/news/cannabis
Navigation

Un «chaos» difficile à gérer 6 jours avant la légalisation du cannabis

Coup d'oeil sur cet article

La prolifération des règlements municipaux contre la marijuana dans les lieux publics créera un «chaos» «désolant» qui se transformera en une contestation judiciaire infernale, estiment les experts.

À Québec, la consommation de cannabis ne sera pas tolérée dans les endroits publics. À Montréal, la verte substance sera traitée comme le tabac, toutefois, des règlements changeront d’un arrondissement à un autre. Certains corps policiers permettront aux agents de consommer durant leur temps libre, d’autres non.

Cette multiplication de règlements risque de donner des maux de tête aux citoyens ainsi qu’aux autorités, jugent les spécialistes.

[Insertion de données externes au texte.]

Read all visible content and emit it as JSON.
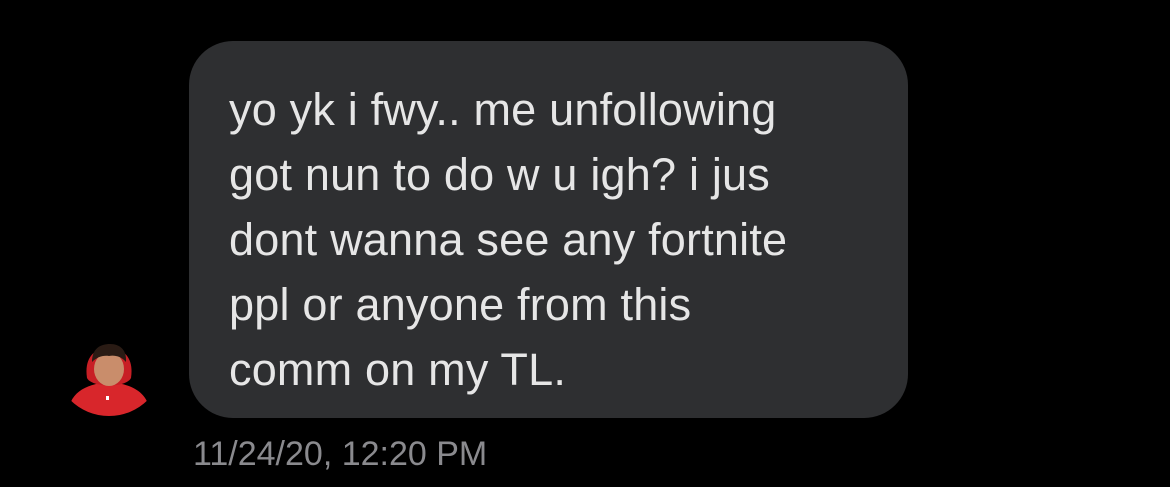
{
  "conversation": {
    "message": {
      "lines": [
        "yo yk i fwy.. me unfollowing",
        "got nun to do w u igh? i jus",
        "dont wanna see any fortnite",
        "ppl or anyone from this",
        "comm on my TL."
      ],
      "timestamp": "11/24/20, 12:20 PM",
      "bubble_color": "#2e2f31",
      "text_color": "#e6e6e6"
    },
    "sender": {
      "avatar_icon": "user-avatar"
    }
  },
  "theme": {
    "background": "#000000",
    "timestamp_color": "#8a8a8e"
  }
}
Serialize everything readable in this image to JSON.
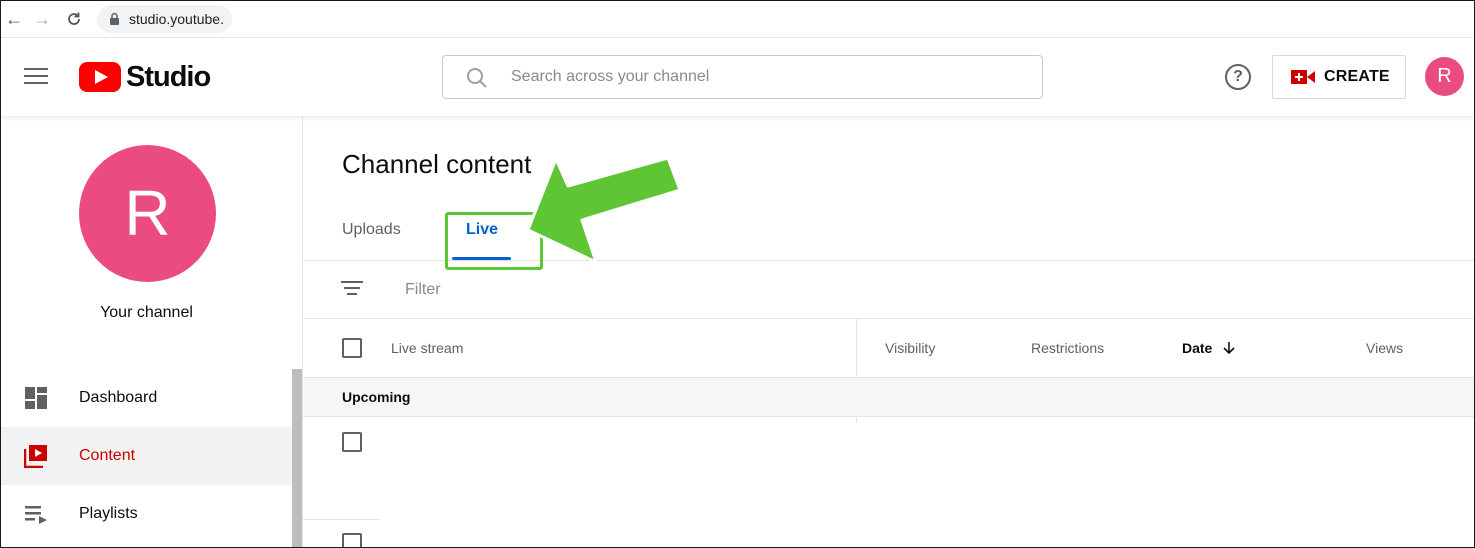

«Ce qui est en train de se passer... un chaos où les droits des citoyens ne sont pas les mêmes d’une ville à l’autre. Pour le commun des mortels, ça va prendre une application géolocalisée pour savoir ce qu’on peut faire et à quel endroit», a déploré Jean-Sébastien Fallu, professeur en psychoéducation à l’Université de Montréal.

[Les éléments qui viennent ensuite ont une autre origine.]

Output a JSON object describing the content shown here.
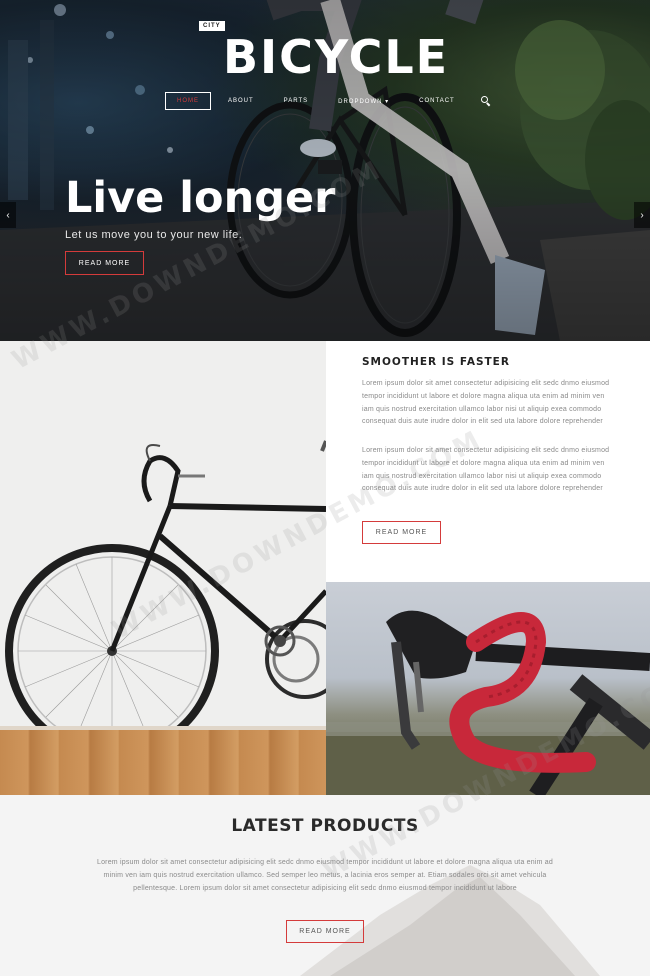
{
  "header": {
    "brand_small": "CITY",
    "brand_big": "BICYCLE",
    "nav": [
      {
        "label": "HOME"
      },
      {
        "label": "ABOUT"
      },
      {
        "label": "PARTS"
      },
      {
        "label": "DROPDOWN"
      },
      {
        "label": "CONTACT"
      }
    ],
    "dropdown_caret": "▾"
  },
  "hero": {
    "title": "Live longer",
    "subtitle": "Let us move you to your new life.",
    "button": "READ MORE",
    "arrow_left": "‹",
    "arrow_right": "›"
  },
  "feature": {
    "title": "SMOOTHER IS FASTER",
    "paragraph1": "Lorem ipsum dolor sit amet consectetur adipisicing elit sedc dnmo eiusmod tempor incididunt ut labore et dolore magna aliqua uta enim ad minim ven iam quis nostrud exercitation ullamco labor nisi ut aliquip exea commodo consequat duis aute irudre dolor in elit sed uta labore dolore reprehender",
    "paragraph2": "Lorem ipsum dolor sit amet consectetur adipisicing elit sedc dnmo eiusmod tempor incididunt ut labore et dolore magna aliqua uta enim ad minim ven iam quis nostrud exercitation ullamco labor nisi ut aliquip exea commodo consequat duis aute irudre dolor in elit sed uta labore dolore reprehender",
    "button": "READ MORE"
  },
  "products": {
    "title": "LATEST PRODUCTS",
    "paragraph": "Lorem ipsum dolor sit amet consectetur adipisicing elit sedc dnmo eiusmod tempor incididunt ut labore et dolore magna aliqua uta enim ad minim ven iam quis nostrud exercitation ullamco. Sed semper leo metus, a lacinia eros semper at. Etiam sodales orci sit amet vehicula pellentesque. Lorem ipsum dolor sit amet consectetur adipisicing elit sedc dnmo eiusmod tempor incididunt ut labore",
    "button": "READ MORE"
  },
  "watermark": "WWW.DOWNDEMO.COM",
  "colors": {
    "accent": "#d43b3b",
    "hero_dark": "#1e2831",
    "text_gray": "#8a8a8a",
    "floor_wood": "#c58a50",
    "bar_tape_red": "#c8283a"
  },
  "icons": [
    "search-icon",
    "chevron-left-icon",
    "chevron-right-icon",
    "caret-down-icon"
  ]
}
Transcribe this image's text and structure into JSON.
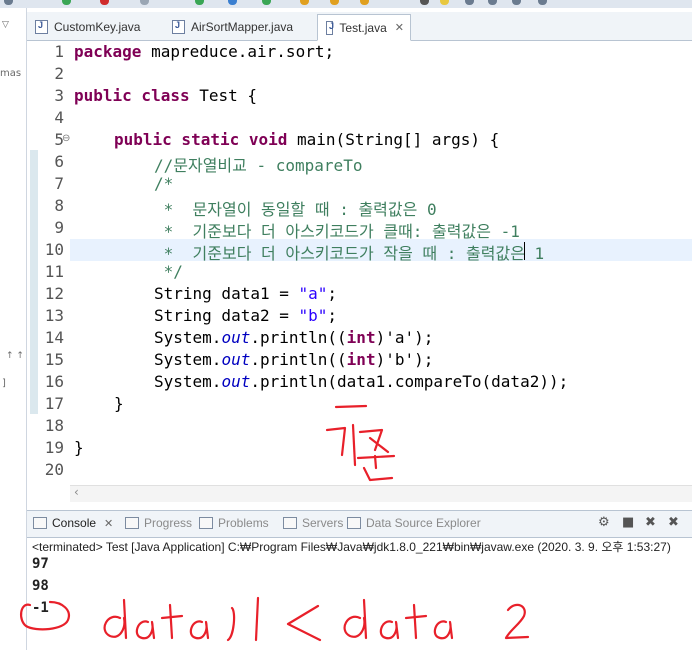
{
  "tabs": [
    {
      "label": "CustomKey.java"
    },
    {
      "label": "AirSortMapper.java"
    },
    {
      "label": "Test.java"
    }
  ],
  "sidebar": {
    "text1": "mas",
    "text2": "↑ ↑",
    "text3": "]"
  },
  "editor": {
    "lines": [
      {
        "num": "1"
      },
      {
        "num": "2"
      },
      {
        "num": "3"
      },
      {
        "num": "4"
      },
      {
        "num": "5"
      },
      {
        "num": "6"
      },
      {
        "num": "7"
      },
      {
        "num": "8"
      },
      {
        "num": "9"
      },
      {
        "num": "10"
      },
      {
        "num": "11"
      },
      {
        "num": "12"
      },
      {
        "num": "13"
      },
      {
        "num": "14"
      },
      {
        "num": "15"
      },
      {
        "num": "16"
      },
      {
        "num": "17"
      },
      {
        "num": "18"
      },
      {
        "num": "19"
      },
      {
        "num": "20"
      }
    ],
    "code": {
      "l1_kw": "package",
      "l1_rest": " mapreduce.air.sort;",
      "l3_kw": "public class",
      "l3_rest": " Test {",
      "l5_kw": "public static void",
      "l5_rest": " main(String[] args) {",
      "l6": "//문자열비교 - compareTo",
      "l7": "/*",
      "l8": " *  문자열이 동일할 때 : 출력값은 0",
      "l9": " *  기준보다 더 아스키코드가 클때: 출력값은 -1",
      "l10": " *  기준보다 더 아스키코드가 작을 때 : 출력값은 1",
      "l11": " */",
      "l12_a": "String data1 = ",
      "l12_s": "\"a\"",
      "l12_b": ";",
      "l13_a": "String data2 = ",
      "l13_s": "\"b\"",
      "l13_b": ";",
      "l14_a": "System.",
      "l14_f": "out",
      "l14_b": ".println((",
      "l14_k": "int",
      "l14_c": ")'a');",
      "l15_a": "System.",
      "l15_f": "out",
      "l15_b": ".println((",
      "l15_k": "int",
      "l15_c": ")'b');",
      "l16_a": "System.",
      "l16_f": "out",
      "l16_b": ".println(data1.compareTo(data2));",
      "l17": "}",
      "l19": "}"
    }
  },
  "console": {
    "tabs": [
      {
        "label": "Console"
      },
      {
        "label": "Progress"
      },
      {
        "label": "Problems"
      },
      {
        "label": "Servers"
      },
      {
        "label": "Data Source Explorer"
      }
    ],
    "terminated": "<terminated> Test [Java Application] C:₩Program Files₩Java₩jdk1.8.0_221₩bin₩javaw.exe (2020. 3. 9. 오후 1:53:27)",
    "output": [
      "97",
      "98",
      "-1"
    ]
  },
  "annotations": {
    "handwriting_1": "기준",
    "handwriting_2": "data1 < data2",
    "ink_color": "#e8202a"
  }
}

«Avec ce qui se trame au Québec, on est en train de créer une situation qui va être plus restrictive qu’avant la légalisation. Certains parlent d’une prohibition 2.0.»

La morale

Il peste contre le fait que le gouvernement du Québec n’a pas écouté les experts en santé publique qui recommandaient de laisser le droit aux municipalités d’interdire le cannabis seulement dans certains lieux et à certains moments.

Le gouvernement aurait cédé sous la pression de l’Union des municipalités du Québec (UMQ), croit M. Fallu, expert en prévention de la toxicomanie et du décrochage scolaire.

«Ce qui est désolant pour les experts comme moi, c’est de voir combien les élus à travers le pays prennent des décisions sur quelque chose qu’ils ne connaissent pas, souvent sur la base de la morale ou du nivellement par le bas. À un moment donné, il faut que les politiques publiques soient guidées par du pragmatisme. Pas avec la morale», a affirmé le professeur.

Contestations rapides

Assurément, le débat se retrouvera devant les tribunaux. «Ce sera encore du temps et de l’argent, et des avocats qui vont s’enrichir [...] C’est une absurdité d’avoir un produit qui est légal et de n’avoir aucun endroit pour le consommer pour une très large partie de la population», a plaidé M. Fallu.

L’avocat et ancien député fédéral Marc Lemay est convaincu lui aussi qu’une contestation judiciaire se dessine.

Selon lui, il y aura trois débats qui feront rage devant les tribunaux : les lieux permis, le nombre de plants permis et la machine pour détecter la présence de cannabis dans le sang. «Attendez-vous à un débat de plusieurs années», a assuré l’avocat.